The Roman Catholic Church's relatively weak presence in the countryside and in squatter settlements, coupled with the nominal, syncretistic practice of most Catholics, created a fertile ground for Protestant evangelical and Pentecostal missionary activity. Although multidenominational groups such as the Gospel Missionary Union (GMU) had been active in Ecuador since the beginning of the twentieth century, significant levels of conversion did not occur until the late 1960s. By the late 1970s, the GMU reported that it had converted 20,000 Sierra Indians in Chimborazo Province alone. The Christian and Missionary Alliance indicated that conversions among Indians in Otavalo climbed from 28 in 1969 to 900 in 1979. By the mid-1980s, an estimated 50,000 Ecuadorians had converted to the Church of Jesus Christ of Latter-Day Saints. Other significant forces in the Protestant camp included World Vision, an evangelical development group based in California, and the Summer Institute of Linguistics (SIL). The Texas-based SIL dispatched linguists to remote areas of Ecuador to study and codify tribal languages. The eventual goal of such efforts was to translate the Bible.

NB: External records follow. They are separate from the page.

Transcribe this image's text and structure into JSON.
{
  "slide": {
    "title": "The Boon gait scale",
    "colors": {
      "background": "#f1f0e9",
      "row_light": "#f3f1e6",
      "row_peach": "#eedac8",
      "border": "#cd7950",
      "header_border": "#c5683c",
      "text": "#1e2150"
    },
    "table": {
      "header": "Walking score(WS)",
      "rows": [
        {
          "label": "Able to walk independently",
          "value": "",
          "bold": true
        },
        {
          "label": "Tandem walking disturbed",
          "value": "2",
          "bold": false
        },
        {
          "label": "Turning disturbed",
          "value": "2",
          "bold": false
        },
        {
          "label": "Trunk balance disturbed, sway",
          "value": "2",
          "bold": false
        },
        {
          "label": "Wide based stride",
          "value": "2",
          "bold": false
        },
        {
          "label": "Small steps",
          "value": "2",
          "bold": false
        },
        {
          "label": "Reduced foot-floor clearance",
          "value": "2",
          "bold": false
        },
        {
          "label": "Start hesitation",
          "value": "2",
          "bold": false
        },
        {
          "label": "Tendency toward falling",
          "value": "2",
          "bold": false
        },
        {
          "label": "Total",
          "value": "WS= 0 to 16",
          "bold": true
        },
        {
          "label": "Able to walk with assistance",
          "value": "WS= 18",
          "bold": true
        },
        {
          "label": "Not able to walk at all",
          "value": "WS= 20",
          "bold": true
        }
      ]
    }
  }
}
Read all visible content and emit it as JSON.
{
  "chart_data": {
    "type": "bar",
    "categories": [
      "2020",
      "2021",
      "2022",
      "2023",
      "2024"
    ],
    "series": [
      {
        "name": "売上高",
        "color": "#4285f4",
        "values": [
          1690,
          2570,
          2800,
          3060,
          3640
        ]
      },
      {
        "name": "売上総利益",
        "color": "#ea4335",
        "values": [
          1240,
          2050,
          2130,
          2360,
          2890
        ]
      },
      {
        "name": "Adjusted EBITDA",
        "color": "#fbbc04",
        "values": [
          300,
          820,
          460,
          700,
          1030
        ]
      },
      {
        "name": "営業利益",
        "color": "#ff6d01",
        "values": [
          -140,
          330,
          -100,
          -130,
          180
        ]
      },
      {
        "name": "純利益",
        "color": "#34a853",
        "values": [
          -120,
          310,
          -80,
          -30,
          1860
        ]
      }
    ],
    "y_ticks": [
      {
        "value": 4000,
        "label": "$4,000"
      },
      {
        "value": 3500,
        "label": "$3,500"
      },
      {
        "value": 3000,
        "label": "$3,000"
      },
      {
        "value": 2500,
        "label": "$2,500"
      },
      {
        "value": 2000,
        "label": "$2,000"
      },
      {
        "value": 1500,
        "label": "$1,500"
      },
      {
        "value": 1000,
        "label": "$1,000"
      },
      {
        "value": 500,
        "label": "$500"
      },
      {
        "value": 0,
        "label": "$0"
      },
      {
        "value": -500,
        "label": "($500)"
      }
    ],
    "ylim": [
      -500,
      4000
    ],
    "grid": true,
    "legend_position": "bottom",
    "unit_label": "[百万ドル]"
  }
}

The phenomenal pace of conversion--some observers estimated that evangelicals and Pentecostals totaled 40 percent of the population in Chimborazo Province in the late 1980s--had an impact on social relations in rural areas. Change in religious affiliation was a major rupture with an individual's past traditions and social ties, effectively removing him or her from participation in fiestas--a major focus of much of community life. Families and extended families found the break with the rest of the community easier in the company of fellow converts. Protestantism replaced the patterns of mutual reciprocity characteristic of peasant social relations with a network of sharing and support among fellow believers. This support system extended to migrants; converts who left for the city or the coast sought out their coreligionists for assistance in finding lodging and employment even as Catholics looked to their compadres.